Here we catch up with Sarah Allen of Foodservice Update, who tells us why a phone call is always better than an email. She also gives us an insight into the weird and wonderful world of the foodservice industry.
About the publication:
Who reads it and how many of them are there?
Foodservice Update is mainly read by senior buyers for quickservice outlets like cafés, sandwich shops, coffee shops, juice bars, bakeries and delicatessens as well as independent pubs. We currently distribute the magazine to more than 22,000 owners.
What subjects do you cover?
The magazine is all about new products to keep the industry fresh and up to date so we feature the latest product launches in food, drink and equipment plus other non food products like tableware and cutlery.
What makes you different from the other outlets in your sector?
Foodservice Update is a product book and the editorial is succinct and to the point with important information for the buyer. As it’s an objective magazine, we never favour one product over another but rather present each one as a product in its own right.
Do you produce a features list? Yes.
Why? So that press representatives know what we’re planning to write about and can send in the relevant information.
Do you use freelance contributions, and if so, are they for any particular section/type of work?
No, all editorial is done in-house.
What’s the best starting point for a PR who wants to tell you about their client?
A phone call. It’s much easier to discuss things. Emails are easily sent to the wrong address or not caught in time for deadlines if I’m out of the office. With a phone call, I can actually find out about the company and whether or not what they’re promoting is relevant to Foodservice Update. The PR can also ask me any questions they might have to ensure they send in the relevant information.
What information/input from PRs is most useful to you?

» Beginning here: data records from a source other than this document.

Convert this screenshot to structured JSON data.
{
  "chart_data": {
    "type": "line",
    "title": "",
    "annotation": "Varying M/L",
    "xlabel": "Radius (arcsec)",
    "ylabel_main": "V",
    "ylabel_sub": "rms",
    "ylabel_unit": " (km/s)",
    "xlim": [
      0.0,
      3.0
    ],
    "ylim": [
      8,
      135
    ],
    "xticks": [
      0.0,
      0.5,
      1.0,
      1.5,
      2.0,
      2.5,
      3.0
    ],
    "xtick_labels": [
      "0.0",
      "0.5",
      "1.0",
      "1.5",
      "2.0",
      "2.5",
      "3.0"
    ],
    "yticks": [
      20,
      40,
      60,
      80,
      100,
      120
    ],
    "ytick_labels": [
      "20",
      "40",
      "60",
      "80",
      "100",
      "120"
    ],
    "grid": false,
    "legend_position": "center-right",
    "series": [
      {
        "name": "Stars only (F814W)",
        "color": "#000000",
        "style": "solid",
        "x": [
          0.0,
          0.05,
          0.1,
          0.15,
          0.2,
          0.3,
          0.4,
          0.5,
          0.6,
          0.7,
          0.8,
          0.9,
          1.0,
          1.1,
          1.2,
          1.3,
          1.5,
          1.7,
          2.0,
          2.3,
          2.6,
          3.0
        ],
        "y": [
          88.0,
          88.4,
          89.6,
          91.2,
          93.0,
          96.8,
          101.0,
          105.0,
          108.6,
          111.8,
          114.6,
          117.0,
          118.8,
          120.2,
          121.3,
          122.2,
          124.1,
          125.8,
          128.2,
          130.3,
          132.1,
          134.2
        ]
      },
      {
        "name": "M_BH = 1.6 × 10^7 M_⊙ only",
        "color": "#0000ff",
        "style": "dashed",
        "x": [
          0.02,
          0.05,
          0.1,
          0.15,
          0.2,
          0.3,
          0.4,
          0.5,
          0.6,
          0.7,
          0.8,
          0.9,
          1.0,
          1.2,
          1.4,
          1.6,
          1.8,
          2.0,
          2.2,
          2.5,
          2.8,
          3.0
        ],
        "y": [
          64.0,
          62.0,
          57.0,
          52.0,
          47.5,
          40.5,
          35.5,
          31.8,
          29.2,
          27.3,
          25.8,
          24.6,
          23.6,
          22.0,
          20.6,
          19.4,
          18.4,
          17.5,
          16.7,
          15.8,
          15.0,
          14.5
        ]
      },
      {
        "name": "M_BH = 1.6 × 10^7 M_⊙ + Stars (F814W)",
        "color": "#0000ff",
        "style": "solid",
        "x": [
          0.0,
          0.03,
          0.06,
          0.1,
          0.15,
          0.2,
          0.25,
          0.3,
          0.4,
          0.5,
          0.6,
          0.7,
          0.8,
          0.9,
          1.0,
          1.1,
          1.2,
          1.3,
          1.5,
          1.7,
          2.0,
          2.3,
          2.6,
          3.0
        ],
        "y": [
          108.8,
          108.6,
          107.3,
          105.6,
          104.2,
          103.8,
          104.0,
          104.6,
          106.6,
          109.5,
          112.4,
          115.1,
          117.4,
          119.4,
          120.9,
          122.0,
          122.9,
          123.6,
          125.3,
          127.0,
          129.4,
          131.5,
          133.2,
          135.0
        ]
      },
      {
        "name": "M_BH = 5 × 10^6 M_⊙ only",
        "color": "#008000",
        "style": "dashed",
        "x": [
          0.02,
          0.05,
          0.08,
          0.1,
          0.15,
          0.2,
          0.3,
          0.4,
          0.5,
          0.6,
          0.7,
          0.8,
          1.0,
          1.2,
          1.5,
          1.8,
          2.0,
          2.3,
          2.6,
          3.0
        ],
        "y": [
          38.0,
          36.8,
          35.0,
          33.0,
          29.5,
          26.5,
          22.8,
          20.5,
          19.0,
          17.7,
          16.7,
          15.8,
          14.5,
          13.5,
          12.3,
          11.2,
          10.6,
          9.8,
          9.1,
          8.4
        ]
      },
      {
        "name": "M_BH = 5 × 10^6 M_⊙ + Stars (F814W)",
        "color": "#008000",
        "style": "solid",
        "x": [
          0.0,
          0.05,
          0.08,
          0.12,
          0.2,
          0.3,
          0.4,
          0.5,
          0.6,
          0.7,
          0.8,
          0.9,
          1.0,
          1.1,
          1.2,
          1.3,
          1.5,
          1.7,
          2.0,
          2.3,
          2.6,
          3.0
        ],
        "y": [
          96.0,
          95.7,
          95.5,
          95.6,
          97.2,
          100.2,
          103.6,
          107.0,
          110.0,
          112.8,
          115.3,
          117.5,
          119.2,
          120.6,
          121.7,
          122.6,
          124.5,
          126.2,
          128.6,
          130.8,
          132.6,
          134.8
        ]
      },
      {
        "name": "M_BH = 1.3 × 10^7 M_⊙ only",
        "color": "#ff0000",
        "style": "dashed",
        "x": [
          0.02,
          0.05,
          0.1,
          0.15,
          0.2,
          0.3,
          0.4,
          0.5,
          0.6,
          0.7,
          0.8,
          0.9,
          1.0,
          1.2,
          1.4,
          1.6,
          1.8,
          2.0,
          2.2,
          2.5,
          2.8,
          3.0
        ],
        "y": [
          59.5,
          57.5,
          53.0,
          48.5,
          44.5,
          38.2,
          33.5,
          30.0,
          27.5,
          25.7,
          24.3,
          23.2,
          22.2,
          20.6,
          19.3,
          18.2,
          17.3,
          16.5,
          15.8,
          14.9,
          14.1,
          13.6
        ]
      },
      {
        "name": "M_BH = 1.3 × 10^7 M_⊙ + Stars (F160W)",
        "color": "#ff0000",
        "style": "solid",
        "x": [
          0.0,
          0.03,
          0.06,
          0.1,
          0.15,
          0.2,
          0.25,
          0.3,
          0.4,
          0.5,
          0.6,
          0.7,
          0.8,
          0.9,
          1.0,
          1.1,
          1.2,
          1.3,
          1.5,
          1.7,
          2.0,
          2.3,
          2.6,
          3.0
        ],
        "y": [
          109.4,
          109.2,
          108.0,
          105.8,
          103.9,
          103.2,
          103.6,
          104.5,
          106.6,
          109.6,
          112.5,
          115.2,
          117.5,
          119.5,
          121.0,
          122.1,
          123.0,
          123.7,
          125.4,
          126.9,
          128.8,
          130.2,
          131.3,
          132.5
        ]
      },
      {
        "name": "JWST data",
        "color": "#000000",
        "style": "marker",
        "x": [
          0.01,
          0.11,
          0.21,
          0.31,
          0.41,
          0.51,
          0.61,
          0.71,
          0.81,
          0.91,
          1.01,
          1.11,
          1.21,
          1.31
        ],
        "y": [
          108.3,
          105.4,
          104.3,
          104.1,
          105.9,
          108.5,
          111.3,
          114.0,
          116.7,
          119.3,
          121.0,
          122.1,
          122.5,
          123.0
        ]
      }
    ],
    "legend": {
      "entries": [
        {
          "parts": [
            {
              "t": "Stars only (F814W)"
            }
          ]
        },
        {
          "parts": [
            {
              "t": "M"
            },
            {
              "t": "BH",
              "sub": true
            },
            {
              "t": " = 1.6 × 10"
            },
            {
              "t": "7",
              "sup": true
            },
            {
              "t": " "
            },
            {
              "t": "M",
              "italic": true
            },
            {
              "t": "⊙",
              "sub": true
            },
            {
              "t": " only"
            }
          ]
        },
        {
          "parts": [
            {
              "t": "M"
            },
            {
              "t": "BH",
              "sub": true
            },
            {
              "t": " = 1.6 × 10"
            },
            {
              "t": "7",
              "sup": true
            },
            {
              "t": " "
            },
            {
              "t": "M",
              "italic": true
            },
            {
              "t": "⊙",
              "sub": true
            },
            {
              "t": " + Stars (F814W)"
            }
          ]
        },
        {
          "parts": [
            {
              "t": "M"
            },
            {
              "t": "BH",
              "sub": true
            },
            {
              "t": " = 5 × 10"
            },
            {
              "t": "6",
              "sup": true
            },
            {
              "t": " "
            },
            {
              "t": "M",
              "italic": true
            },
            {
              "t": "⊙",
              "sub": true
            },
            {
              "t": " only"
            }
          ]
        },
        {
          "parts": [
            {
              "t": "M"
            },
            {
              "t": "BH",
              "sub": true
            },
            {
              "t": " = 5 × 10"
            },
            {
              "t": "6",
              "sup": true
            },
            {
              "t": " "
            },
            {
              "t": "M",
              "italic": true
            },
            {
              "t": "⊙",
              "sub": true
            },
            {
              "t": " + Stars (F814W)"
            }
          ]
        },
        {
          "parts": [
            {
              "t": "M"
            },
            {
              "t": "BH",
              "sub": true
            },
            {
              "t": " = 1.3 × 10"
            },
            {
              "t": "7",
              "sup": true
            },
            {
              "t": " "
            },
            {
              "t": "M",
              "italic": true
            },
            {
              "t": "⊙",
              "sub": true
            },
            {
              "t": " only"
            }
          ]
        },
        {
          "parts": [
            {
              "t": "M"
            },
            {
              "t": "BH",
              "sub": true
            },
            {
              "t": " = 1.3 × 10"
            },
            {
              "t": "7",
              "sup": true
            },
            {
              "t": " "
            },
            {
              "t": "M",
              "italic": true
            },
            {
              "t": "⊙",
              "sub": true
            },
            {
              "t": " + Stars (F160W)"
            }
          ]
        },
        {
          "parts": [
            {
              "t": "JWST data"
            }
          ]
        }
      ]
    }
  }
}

As much detail on the product they’re promoting as possible. Who is it ideal for? Why? Where can customers purchase it from? Distributor’s website and UK telephone number? Also high resolution images, preferably jpegs.
Do you have a PR pet hate?
Generally I’m quite happy but every now and again, there’ll be one that calls repeatedly to find out whether something they sent in was of interest, even after you’ve confirmed receipt of the information. This is why the initial phone call I was suggesting is so handy as they can find out then and there that it could be used or it definitely won’t be because it’s not relevant to the magazine.
When is the best time for PRs to contact you & what is your deadline for contributions?
There’s never really a ‘best time’ for PRs to contact me as I can never predict what I’ll be doing from one day to the next. I’m always working on something. Deadlines vary depending on the issue and can be found on our website www.dewberryredpoint.co.uk
What interests you most about your job?
The weird and wonderful inventions that come through every day. The product launches really do seem to be endless!
What led to you becoming a reporter for Foodservice Update?
I’d just completed a Masters degree in journalism. I saw an advertisement for the job online by an agency, applied, went in for an interview with the editor, and the rest, as they say, is history.
Do you Twitter? Why, why not?
No. I’m not a fan of faddy things like that and from what I’ve heard of it, I can’t see the value in it.
I’d like to have a go at…
Horse riding is the first thing that springs to mind. I’ve never tried it before and would love to – it seems like fun! Failing that, Go-Kart racing.
If you could time travel what time would you go to?
That’s a fab question! I’d probably go back to the early nineties. I’ve got pretty eclectic taste in music like blues and jazz but I developed a belated appreciation for grunge rock – Nirvana, the Pixies, Soundgarden – about ten years ago. It would be great to go back and go to some great gigs, like I do now with today’s bands!